Target-controlled infusion is a new method for administering anaesthesia and theoretically based on pharmacokineticspharmacodynamics. The metabolic processes and effect of drug are simulated using a computer to determine the most reasonable controlled anaesthesia scheme [10]. Further research and practice of the drug pump have resulted in the determination of the recommended drug concentration or stable concentration of the expected target concentration, thus controlling the depth of anaesthesia. In addition, the speed of administration should be adjusted according to the intraoperative need at any time. Target-controlled infusion can enable the rapid acquisition of the target concentration. The patient’s hemodynamic is very stable during the induction of anaesthesia, and the depth of intravenous anaesthesia is easily controlled.
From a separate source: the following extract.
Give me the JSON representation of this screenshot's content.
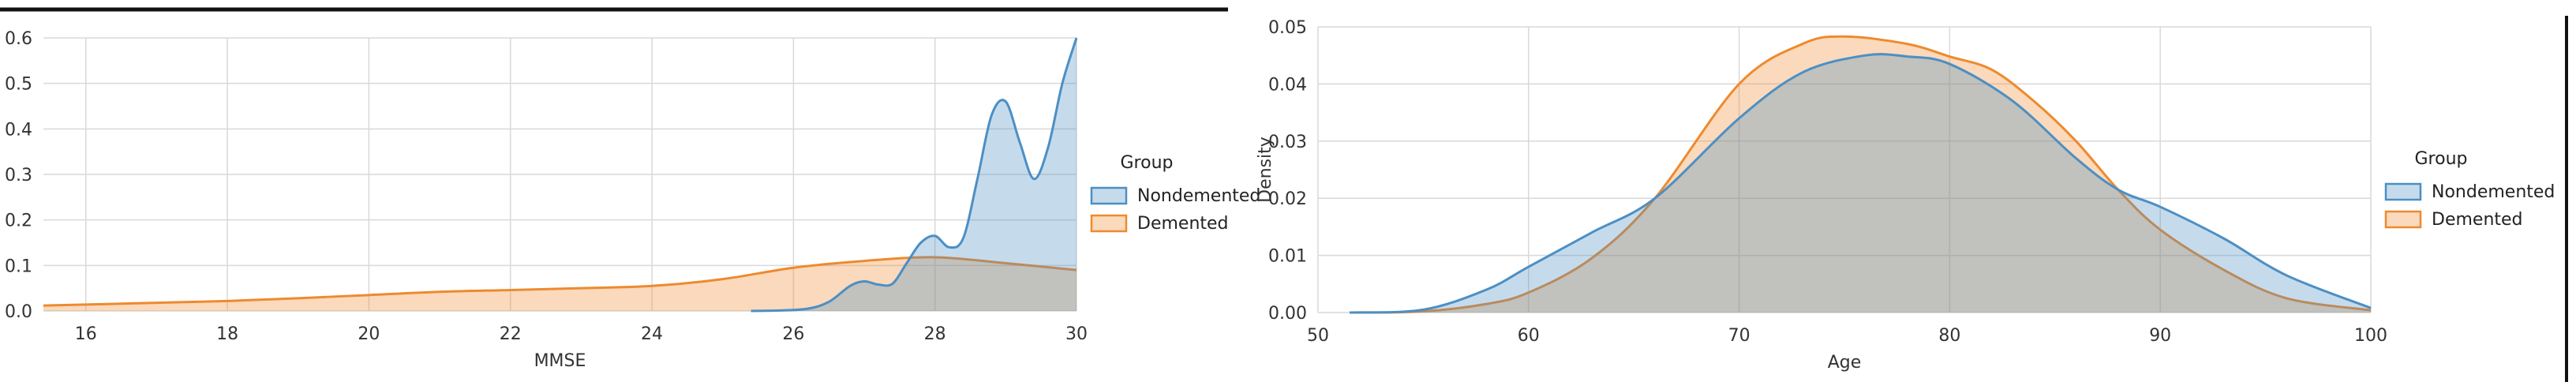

The whole anaesthesia process is smooth. Moreover, the patient’s resuscitation and recovery time can be predicted. The target-controlled technology is simple, accurate, and controllable. Target-controlled infusion involves rapid recovery, stable blood concentration, and good controllability. The development of the anaesthetic technology and the new anaesthesia administration has greatly enriched the traditional anaesthesia technology, which has been facing a greater challenge. Target-controlled infusion of anaesthesia results in more accurate and stable intravenous anaesthesia, and the depth of anaesthesia are easy to control. This technology has gradually become one of the thrusts of anaesthesia technology.

The amounts of propofol used in the two groups at different times are listed in Table 1. The dosage of propofol in the observation group was significantly less than that of the control group. This result is similar to the result from a study in which target-controlled infusion of sufentanil and remifentanil was applied in gynaecological laparoscopy surgery. The similarity was due to the accurate control of the drug concentration under target-controlled infusion. The results of intraoperative awareness in the two groups are listed in Table 2. The results show the low rate of awareness of patients in the observation group compared with the control group, and the results were statistically significant. Thus, target-controlled infusion was effective and could ensure a more stable blood concentration. Stable target concentration could be achieved by adjusting the infusion of drugs at any time. Medication time and total amount of the drug could be derived from the data. Drug infusion could be automatically compensated, which could reduce the amount of drug infused and infusion time. In addition, the incidence rate of chronic pain, VAS score, character, influence on the daily life, and work of patients in two groups were evaluated at 3, 6, 10 and 15 d post operation. The pain score of patients in the observation group was significantly lower than that of the control group, and the scores significantly differed between the two groups. This result indicates that target-controlled infusion of propofol and remifentanil could reduce the pain of patients.

Conclusion

In conclusion, target-controlled infusion of propofol and remifentanil resulted in stable intraoperative vital signs of patients during anaesthesia. Compared with the conventionalcontrolled anaesthesia techniques, this new technology presents a wide range of applications.